Un compito di falsa credenza di secondo ordine molto famoso è invece l’esercizio della “scatola ingannevole” (Perner et al, 1987).

“Si mostra al bambino una scatola di smarties chiusa e gli si chiede cosa pensa ci sia all’interno della scatola. Dopo la risposta, ovviamente dicendo Smarties o caramelle, gli si mostra che in realtà la scatola contiene matite e si richiude la scatola.
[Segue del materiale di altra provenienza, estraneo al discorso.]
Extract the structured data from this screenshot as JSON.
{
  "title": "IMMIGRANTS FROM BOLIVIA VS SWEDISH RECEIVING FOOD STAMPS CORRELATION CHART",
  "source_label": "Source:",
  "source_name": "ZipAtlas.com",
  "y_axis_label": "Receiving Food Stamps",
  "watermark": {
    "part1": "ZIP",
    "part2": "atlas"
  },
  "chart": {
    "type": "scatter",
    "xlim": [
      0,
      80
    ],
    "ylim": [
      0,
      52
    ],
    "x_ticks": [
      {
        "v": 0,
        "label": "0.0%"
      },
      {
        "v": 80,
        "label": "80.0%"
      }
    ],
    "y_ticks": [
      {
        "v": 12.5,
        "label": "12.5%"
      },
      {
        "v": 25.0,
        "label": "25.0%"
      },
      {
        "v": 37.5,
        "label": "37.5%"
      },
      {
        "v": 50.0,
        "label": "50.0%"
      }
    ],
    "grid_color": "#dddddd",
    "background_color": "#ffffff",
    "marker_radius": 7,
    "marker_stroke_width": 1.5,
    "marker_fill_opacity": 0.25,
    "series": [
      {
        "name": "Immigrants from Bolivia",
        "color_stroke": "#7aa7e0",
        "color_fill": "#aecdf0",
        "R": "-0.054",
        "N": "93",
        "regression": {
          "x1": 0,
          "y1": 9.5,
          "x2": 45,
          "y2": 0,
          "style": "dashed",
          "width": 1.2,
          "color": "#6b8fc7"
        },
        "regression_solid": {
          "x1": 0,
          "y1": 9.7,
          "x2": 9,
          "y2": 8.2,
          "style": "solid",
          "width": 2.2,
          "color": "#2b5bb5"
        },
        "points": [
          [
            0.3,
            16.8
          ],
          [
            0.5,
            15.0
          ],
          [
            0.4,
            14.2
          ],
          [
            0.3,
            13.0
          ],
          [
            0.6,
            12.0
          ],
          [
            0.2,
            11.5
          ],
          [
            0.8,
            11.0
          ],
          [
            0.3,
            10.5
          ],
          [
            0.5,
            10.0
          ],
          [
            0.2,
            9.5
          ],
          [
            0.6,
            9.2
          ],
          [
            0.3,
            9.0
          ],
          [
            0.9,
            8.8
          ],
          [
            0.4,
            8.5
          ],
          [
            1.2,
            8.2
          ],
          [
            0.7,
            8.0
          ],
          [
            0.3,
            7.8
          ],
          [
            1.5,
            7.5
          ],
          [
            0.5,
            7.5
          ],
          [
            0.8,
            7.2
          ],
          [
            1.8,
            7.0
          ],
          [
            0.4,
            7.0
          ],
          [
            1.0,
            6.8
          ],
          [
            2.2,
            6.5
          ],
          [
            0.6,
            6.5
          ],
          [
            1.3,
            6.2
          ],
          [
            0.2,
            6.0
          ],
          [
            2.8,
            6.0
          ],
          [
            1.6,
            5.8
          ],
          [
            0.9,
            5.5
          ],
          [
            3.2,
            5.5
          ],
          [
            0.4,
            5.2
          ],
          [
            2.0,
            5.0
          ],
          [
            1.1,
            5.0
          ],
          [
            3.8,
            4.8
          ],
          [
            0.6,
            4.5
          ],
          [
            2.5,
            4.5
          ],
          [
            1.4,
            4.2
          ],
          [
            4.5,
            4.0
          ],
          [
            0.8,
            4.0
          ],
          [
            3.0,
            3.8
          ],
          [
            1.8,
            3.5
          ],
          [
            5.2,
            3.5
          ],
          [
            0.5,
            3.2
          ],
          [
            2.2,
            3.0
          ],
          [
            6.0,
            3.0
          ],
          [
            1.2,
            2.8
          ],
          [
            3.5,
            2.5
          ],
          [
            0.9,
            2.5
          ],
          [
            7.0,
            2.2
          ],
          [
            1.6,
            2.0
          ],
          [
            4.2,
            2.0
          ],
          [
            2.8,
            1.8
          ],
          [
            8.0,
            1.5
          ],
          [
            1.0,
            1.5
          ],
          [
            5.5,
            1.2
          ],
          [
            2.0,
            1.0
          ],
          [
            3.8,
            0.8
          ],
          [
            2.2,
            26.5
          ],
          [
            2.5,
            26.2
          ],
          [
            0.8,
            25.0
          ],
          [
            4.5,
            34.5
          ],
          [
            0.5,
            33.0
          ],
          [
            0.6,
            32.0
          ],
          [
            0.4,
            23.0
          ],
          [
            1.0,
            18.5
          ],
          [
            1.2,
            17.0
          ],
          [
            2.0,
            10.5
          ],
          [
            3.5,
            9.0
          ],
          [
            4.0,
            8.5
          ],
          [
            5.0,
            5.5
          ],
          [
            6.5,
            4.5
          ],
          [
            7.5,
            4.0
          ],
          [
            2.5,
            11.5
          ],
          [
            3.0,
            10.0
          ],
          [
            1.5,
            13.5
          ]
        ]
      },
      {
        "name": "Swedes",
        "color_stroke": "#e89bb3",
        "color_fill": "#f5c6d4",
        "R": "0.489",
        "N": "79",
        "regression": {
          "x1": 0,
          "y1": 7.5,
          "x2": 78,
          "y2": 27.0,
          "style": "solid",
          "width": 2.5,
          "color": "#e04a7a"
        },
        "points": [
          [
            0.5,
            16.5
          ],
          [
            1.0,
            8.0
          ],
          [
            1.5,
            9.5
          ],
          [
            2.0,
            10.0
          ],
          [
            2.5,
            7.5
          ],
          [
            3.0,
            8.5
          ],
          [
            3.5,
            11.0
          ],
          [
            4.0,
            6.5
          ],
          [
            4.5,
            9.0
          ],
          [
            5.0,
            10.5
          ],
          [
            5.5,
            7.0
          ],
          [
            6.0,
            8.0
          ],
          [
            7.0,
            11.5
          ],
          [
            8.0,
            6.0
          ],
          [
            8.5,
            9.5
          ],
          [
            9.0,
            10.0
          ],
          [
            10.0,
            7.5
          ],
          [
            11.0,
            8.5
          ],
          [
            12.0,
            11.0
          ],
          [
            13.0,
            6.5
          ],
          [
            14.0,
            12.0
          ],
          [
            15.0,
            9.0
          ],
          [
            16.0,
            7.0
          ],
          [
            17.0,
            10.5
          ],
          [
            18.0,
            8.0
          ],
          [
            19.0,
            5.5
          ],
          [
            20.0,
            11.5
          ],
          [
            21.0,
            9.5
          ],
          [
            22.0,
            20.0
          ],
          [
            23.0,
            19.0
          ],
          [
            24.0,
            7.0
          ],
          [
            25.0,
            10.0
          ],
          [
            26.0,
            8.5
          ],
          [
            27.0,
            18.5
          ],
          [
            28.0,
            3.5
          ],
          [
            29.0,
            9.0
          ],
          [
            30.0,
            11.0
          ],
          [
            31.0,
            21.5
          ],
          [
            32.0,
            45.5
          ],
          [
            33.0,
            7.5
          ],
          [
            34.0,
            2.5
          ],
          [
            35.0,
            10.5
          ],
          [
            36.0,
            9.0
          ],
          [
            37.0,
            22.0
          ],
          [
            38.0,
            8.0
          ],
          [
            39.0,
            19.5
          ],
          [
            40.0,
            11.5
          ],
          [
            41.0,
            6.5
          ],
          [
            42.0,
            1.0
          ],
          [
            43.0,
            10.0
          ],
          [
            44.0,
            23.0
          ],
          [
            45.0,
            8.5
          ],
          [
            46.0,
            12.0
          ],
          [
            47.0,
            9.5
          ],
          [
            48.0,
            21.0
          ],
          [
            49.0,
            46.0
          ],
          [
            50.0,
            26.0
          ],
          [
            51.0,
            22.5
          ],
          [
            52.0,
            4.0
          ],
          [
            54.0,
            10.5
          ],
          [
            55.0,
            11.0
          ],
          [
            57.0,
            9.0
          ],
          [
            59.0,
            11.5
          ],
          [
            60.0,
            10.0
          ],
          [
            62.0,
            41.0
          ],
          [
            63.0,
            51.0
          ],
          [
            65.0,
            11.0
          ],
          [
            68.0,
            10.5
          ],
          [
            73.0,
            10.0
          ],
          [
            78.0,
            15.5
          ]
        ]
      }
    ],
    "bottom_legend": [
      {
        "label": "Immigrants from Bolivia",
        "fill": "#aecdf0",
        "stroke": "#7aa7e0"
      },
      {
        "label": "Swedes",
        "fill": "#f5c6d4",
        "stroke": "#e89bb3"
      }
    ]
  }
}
Si informa poi il bambino che sta per arrivare una persona a cui verrà mostrata la scatola chiusa. Si chiede quindi di dire cosa risponderà la persona quando gli verrà posta la stessa domanda sul contenuto della scatola”.

La seconda domanda posta al bambino è quella cruciale, poiché se il bambino risponderà “smarties” dimostrerà di comprendere lo stato mentale altrui e di essere capace di mettere da parte la propria conoscenza della realtà per immedesimarsi nel punto di vista dell’altro.

Recenti studi (Saxe & Wexler, 2005; Kobayashi et al, 2007) hanno dimostrato come i bambini di età inferiore ai quattro anni non riescano a risolvere i compiti di falsa credenza, principalmente a causa di connessioni neurali ancora immature, mostrando come i domini del linguaggio e della memoria ancora poco strutturati causassero difficoltà nel memorizzare i dettagli e nel comprendere le consegne.